Ces questions ont mobilisé les chercheurs du programme multidisciplinaire LIMINAL (Linguistic and Intercultural Mediations in a context of International Migrations, Agence nationale de la recherche / Inalco) pendant quatre intenses années. Aux frontières franco-italiennes et franco-britanniques, dans les campements et structures d’Ile de France, dans des centres d’accueil parfois isolés, à Calais, Paris ou Vintimille, les membres de l’équipe ont repéré ces mots utilisés à l’oral, observé leurs usages et élaboré une méthodologie d’analyse avec les locuteurs exilés et réfugiés. Ce programme résolument et nécessairement collaboratif a appréhendé la place des langues pour ce qu’elle est : une question politique, celle du sens, entre subalternisation et gestion des indésirables. Partir de la langue c’est en effet aborder « la vie souterraine » des exilés selon l’expression d’Erving Goffman, celle qui n’est pas connue des « dominants » de l’asile ; prendre pleine mesure de sa centralité, c’est également interroger sa minoration dans les études des migrations ; évaluer les manques de traduction, c’est enfin s’engager dans la formation de médiateurs pairs, c’est-à-dire dans une professionnalisation des traduisants, tel que le propose le DU Hospitalité, médiations, migrations (Inalco) depuis deux ans maintenant.

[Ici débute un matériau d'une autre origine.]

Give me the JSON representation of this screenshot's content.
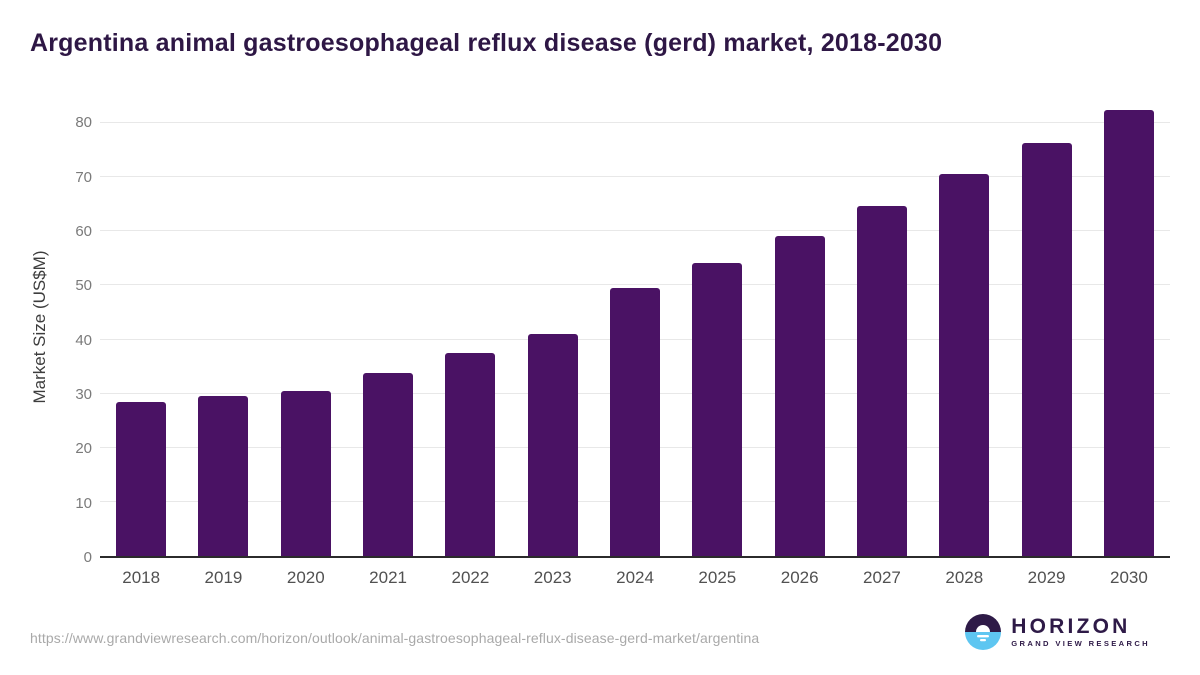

Pour présenter les résultats de LIMINAL et réfléchir aux enjeux du cosmolinguisme constitutif des situations de migration, le colloque s’articulera autour de plusieurs ateliers, nommés par quelques-uns des plus de 400 mots du migralecte constitué : welcome, border, violence – en anglais et en français, mais utilisés ou compris dans bien d’autres langues ; tarjuman en farsi, tarjoman en pachto, dalmechar en ourdou – l’interprète au sens large ; shiou'iyin littéralement le « communiste » en arabe soudanais, terme désignant bénévoles et militants ; agent, en anglais, ourdou et persan, muharrib en arabe ou samssari en tigrinya – le passeur, opposé au sens plus neutre du fonctionnaire de police ou de l’agent de sécurité en français; muhajir, l'exilé, le réfugié en arabe mais aussi en dari et pachto ; Yunan – la Grèce, antique terme qui viendrait de Ionie ; yôdegôri en farsi « souvenir de », et enfin boza, migralecte aux sens multiples… Ces table-rondes, avec des communications courtes et des coordonateurs-intervenants, regrouperont différents acteurs de la solidarité et de la recherche, du documentaire et de l’art, dans la droite ligne des ateliers réflexifs du Briançonnais (14-16 mai 2021). Entre lingua franca et persona non grata, la Lingua (non) grata, intitulé du colloque comme de l’ouvrage collectif* à paraitre fin 2021, entend contribuer à « déprovincialiser » – au sens de Dipesh Chakrabarty –, la xenobureaucratie et ainsi à penser les conditions politiques d’une hospibabélité.
*Lingua (non) grata. Langues, violences et résistances dans les espaces de la migration, sous la dir. de Marie-Caroline Saglio Yatzimirsky et Alexandra Galitzine-Loumpet, Presses de l’Inalco, à paraître fin 2021.
Programme
14 septembre 2021
9h Accueil avec galettes, chaï et café
9h15 Session 1 – WELCOME-WILLCOME / Ouverture
- Ouverture : Peter Stockinger (Vice-président chargé de la recherche, Inalco) & Catherine Pellini (Agence Nationale de la recherche)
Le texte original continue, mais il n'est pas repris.